Big chill: Why us? Why now?

  • Article by: Tom Meersman
  • Star Tribune
  • January 6, 2014 - 10:49 AM

The big chill that has enveloped Minnesota, closed schools and overwhelmed auto services is bringing the coldest temperatures to the state in almost two decades.

The source is a “big chunk of air mass that has broken off” from an area near the North Pole and the Northwest Territories of Canada, said National Weather Service meteorologist Jim Taggart, and it has moved into Minnesota virtually unchanged.

“In past years when we may not have had as much snow, the Canadian air gets a little warmer as it reaches Minnesota, and the cold is not as pronounced,” Taggart said. But this year there’s plenty of snow everywhere.

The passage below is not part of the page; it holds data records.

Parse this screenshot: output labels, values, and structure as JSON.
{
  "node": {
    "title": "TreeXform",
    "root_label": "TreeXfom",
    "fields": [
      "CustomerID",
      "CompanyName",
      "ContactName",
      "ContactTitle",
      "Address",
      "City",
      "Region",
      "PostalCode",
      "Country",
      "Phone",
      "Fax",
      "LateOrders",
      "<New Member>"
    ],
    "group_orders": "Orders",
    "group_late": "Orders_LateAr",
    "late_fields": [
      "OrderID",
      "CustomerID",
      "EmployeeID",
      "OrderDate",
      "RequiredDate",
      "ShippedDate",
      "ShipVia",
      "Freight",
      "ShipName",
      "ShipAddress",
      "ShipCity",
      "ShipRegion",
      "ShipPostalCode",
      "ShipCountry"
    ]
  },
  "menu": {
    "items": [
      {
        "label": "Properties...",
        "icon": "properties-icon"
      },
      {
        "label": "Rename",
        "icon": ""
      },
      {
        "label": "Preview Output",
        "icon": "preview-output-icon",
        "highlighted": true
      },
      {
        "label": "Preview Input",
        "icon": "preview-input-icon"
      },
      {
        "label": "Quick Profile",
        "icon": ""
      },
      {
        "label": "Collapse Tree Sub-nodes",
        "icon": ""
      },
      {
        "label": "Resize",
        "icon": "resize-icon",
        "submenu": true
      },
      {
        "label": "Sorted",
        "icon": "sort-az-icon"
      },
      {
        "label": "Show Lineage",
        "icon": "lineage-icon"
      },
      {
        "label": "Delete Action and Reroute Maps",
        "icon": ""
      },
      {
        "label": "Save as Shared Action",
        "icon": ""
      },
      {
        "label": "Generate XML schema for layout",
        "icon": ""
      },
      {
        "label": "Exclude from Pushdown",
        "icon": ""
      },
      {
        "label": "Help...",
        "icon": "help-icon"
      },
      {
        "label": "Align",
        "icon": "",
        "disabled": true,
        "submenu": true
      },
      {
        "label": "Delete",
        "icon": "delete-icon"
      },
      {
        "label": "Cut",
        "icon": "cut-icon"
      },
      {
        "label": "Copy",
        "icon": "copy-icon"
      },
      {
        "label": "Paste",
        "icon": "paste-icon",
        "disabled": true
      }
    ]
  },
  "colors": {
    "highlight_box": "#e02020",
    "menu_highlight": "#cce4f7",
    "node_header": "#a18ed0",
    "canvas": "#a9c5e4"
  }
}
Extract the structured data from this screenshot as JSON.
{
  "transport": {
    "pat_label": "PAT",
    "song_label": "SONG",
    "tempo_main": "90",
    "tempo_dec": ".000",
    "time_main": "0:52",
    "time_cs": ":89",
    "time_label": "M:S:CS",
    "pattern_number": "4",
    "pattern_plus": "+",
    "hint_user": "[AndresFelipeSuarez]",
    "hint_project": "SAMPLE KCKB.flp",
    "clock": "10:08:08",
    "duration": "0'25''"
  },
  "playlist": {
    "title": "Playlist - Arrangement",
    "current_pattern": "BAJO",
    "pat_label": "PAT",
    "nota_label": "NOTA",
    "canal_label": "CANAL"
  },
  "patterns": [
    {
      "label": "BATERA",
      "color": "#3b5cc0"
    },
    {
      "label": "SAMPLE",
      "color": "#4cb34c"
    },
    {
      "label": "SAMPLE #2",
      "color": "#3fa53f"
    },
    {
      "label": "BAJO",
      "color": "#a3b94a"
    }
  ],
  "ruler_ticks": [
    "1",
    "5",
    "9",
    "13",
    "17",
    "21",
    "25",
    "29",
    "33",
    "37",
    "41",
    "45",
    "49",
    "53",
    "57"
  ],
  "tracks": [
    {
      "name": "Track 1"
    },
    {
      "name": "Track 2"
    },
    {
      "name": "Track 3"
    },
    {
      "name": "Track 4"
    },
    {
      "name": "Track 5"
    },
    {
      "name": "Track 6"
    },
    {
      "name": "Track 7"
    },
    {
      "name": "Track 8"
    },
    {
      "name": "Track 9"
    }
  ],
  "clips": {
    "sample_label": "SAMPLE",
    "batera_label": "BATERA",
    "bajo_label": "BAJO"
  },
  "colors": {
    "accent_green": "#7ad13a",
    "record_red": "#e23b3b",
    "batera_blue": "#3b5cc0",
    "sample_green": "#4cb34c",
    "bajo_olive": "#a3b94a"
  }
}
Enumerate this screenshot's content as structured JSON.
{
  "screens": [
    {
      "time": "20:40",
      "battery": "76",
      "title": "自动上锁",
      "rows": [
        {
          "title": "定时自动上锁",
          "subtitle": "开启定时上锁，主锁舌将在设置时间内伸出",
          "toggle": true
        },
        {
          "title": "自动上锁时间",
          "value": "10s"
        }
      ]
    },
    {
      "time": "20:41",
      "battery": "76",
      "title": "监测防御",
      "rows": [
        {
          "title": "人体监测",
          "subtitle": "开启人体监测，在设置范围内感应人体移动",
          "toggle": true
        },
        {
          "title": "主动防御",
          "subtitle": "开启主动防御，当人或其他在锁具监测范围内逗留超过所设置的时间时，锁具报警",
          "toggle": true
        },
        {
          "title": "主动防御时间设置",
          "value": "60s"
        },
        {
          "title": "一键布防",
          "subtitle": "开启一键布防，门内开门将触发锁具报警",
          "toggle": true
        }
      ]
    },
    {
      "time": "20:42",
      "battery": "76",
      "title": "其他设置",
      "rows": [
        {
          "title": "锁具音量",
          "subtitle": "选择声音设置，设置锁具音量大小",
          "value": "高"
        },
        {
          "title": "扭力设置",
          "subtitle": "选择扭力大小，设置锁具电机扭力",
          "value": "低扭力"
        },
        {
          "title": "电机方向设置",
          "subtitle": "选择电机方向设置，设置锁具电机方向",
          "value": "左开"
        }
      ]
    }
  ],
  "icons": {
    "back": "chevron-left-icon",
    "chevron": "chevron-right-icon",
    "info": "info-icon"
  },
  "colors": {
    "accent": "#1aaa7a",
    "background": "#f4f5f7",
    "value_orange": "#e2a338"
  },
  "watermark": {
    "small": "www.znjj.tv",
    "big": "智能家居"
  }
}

“The reason why it’s so cold is there’s not a lot of modification as the air mass comes down,” he said.

Making things worse, Taggart said, are winds of 10 to 15 miles per hour.

“On a normal day that’s not much, but when you have temperatures of 25 to 30 below zero, that makes the windchill values near minus 60.” Exposed skin will freeze in five minutes in those conditions, he said.

“This is probably going to be one of those days where you really don’t want to be outside unless you have to,” Taggart said.

Department of Natural Resources assistant state climatologist Pete Boulay said the cold snap probably won’t be setting any records, at least in the Twin Cities.

The coldest temperature ever recorded in the Twin Cities was 41 below on Jan. 21, 1888, Boulay said, and the coldest high on record for the metro was 20 below on Jan. 15, 1888. But that doesn’t mean coping with the frigid conditions will be easy, Boulay said.

“There’s a whole fleet of cars on Twin Cities roads that haven’t seen minus 25,” he said. “The last time was Dec. 26, 1996, when we got to minus 27 at the airport.”

Super-cold air can also cause underground problems for septic systems and other pipes in locations where the ground freezes deeper than usual.

Dan Olson, public information officer for the Minnesota Pollution Control Agency, said there have been few reports of frozen septic systems so far. “Our assumption is the cold temps are not causing a lot of septic problems due to the fact that most all of Minnesota has some snow cover, which provides insulation,” he said.

The high potential for frostbite and more serious problems has created an avalanche of cancellations, from schools and church events to classes and meetings.

It’s even too cold for skiing, apparently. Three Rivers Park District closed its Hyland Ski and Snowboard Area in Bloomington and the Elm Creek Winter Recreation Area in Maple Grove until Tuesday at 3 p.m. The District also canceled cross-country ski lessons for Sunday and Monday, but is keeping its cross-country ski trails and supporting facilities open.

Officials said Three Rivers park centers will remain open with normal hours, but some public programs may be modified if necessary because of the extreme cold.